I was working as an administrator at Kampala International University, where I had been for three years but quit in October 2015 after giving birth to my daughter. I needed to give her my time and I did not see myself doing so while working a fulltime job.
Seeing women lose weight is refreshing. It is an achievement for me that women of different capabilities are under one umbrella and supporting each other. We support each other’s businesses, we have cash rounds and these are boosting people. Businesses have been born out of the group and these are actually sponsoring our events.
Fulltime mothers have also got inspired to do some businesses alongside taking care of their children.
However, the group comes with its challenges because…well, dealing with women has never been easy.
Despite there being rules and regulations, many do not follow them. For example, many do not give you feedback, they just back off. Others do not pay.
This business is not really profitable, but at least I manage to meet a few bills. I can buy data to keep online since that is where I basically run the business and I can fuel my car. I have been out of formal employment for two years and I have never looked back.
Juliet Nakimuli Kasiita
Chai and Mo
I used to do service delivery management, strategic planning and data analysis for several companies. However, during one of many sessions with Imagine Me Africa, I knew it was time to actualise the many dreams I had shelved for so long.
Joan Mugenzi, the founder of Imagine Me dared us to dream and for me, it was starting up a tea house. There were many coffee shops around town, but I had never heard of a tea house. However, it was more than just making ordinary tea, for me. So I made it a point to ask for say, Jasmine tea when I went to a restaurant or hotel and realised that not many offered it. That pushed me to go against the tide because I needed there to be a distinction when someone took the tea I made. Therefore, I ventured into herbal teas. I had also shared this dream with my niece and she gave me the first sample of doing business when she insisted that I serve tea at her kwanjula. That was when reality struck because I had to make this happen without prior planning. I bought all I needed, working on a budget, I set out but the weather was not friendly for tea. When it became chilly, people requested for tea and we served tea until past midnight. That event was my launch pad and gave me hope that my idea was conceivable.

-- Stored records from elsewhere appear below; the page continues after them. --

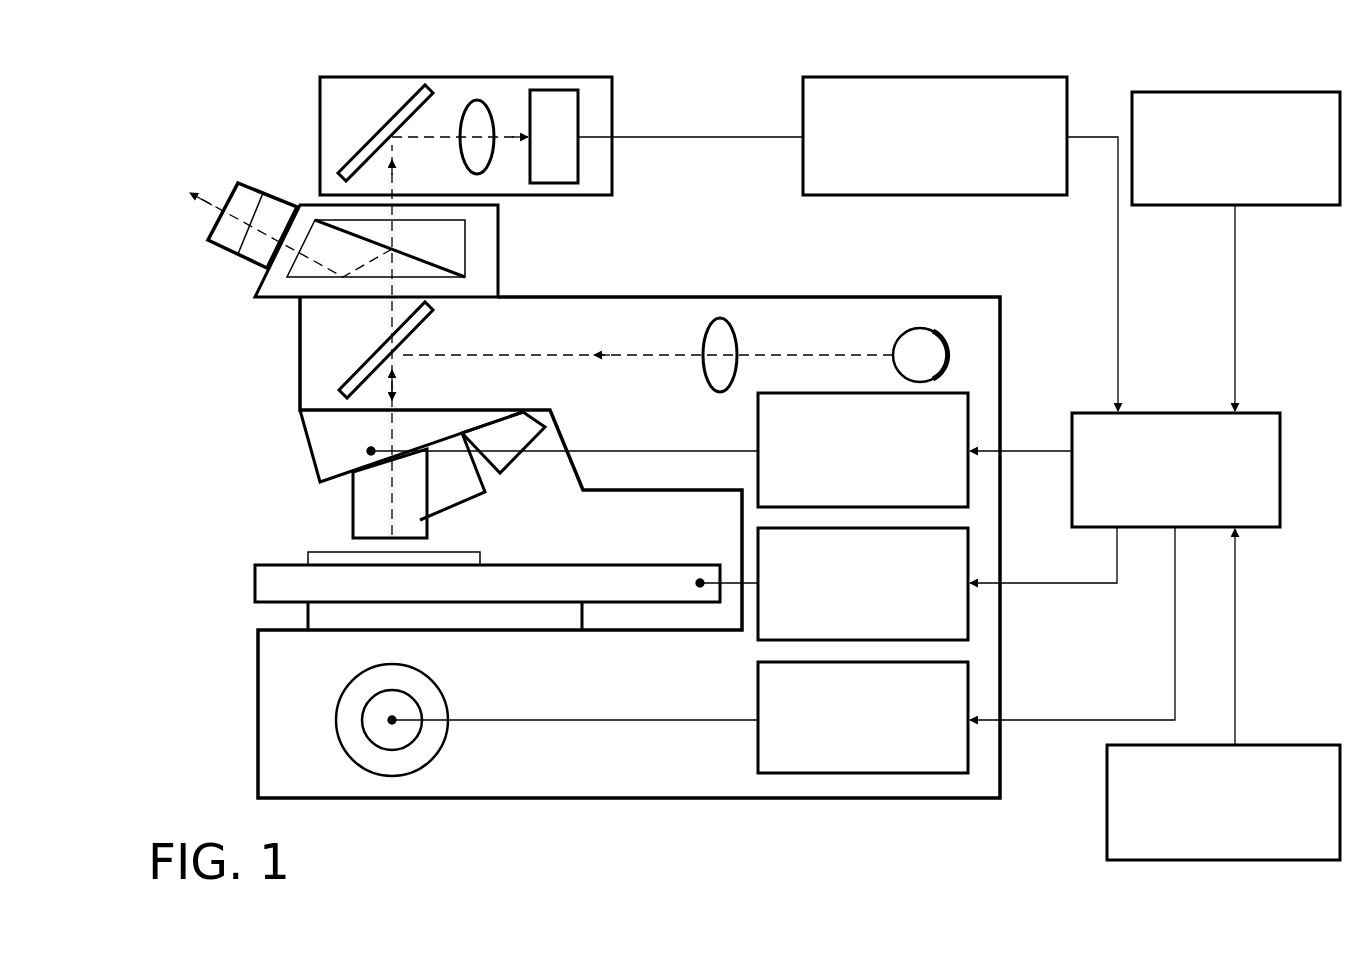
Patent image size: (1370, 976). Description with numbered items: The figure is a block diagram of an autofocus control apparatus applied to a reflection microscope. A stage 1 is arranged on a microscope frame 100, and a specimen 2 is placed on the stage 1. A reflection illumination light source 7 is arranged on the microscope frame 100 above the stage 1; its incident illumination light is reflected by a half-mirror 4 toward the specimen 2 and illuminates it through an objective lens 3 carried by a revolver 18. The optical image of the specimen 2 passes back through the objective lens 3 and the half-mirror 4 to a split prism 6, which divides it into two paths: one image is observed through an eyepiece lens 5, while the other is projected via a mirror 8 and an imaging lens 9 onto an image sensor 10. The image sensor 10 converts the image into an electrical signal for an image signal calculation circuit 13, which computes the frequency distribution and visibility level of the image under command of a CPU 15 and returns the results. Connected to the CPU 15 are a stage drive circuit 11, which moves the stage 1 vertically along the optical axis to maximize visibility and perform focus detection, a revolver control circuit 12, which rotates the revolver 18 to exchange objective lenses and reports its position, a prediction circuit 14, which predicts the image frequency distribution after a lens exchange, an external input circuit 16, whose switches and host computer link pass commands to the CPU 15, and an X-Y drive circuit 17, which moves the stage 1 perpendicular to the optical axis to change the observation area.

The stage 1 is at (255, 587).
The specimen 2 is at (310, 554).
The objective lens 3 is at (353, 512).
The half-mirror 4 is at (352, 377).
The eyepiece lens 5 is at (272, 193).
The split prism 6 is at (465, 244).
The reflection illumination light source 7 is at (895, 345).
The mirror 8 is at (399, 100).
The imaging lens 9 is at (474, 100).
The image sensor 10 is at (555, 92).
The stage drive circuit 11 is at (758, 690).
The revolver control circuit 12 is at (960, 393).
The image signal calculation circuit 13 is at (945, 77).
The prediction circuit 14 is at (1238, 92).
The CPU 15 is at (1280, 472).
The external input circuit 16 is at (1305, 745).
The X-Y drive circuit 17 is at (968, 541).
The revolver 18 is at (314, 458).
The microscope frame 100 is at (741, 297).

I would later quit my job to pursue my passion, despite leaving behind a fat cheque.
It has not been an all rosy journey but I look at every challenge as a means to grow and I am glad that Chai and Mo is now functional. More to that, it can function even when I am away.
Accountability is key when starting up your business because if it were not for my accountability partner, I would never have made it this far. She ensured that I fulfilled whatever I said I would do without excuse.
There is no better time than now to invest or make your dreams a reality.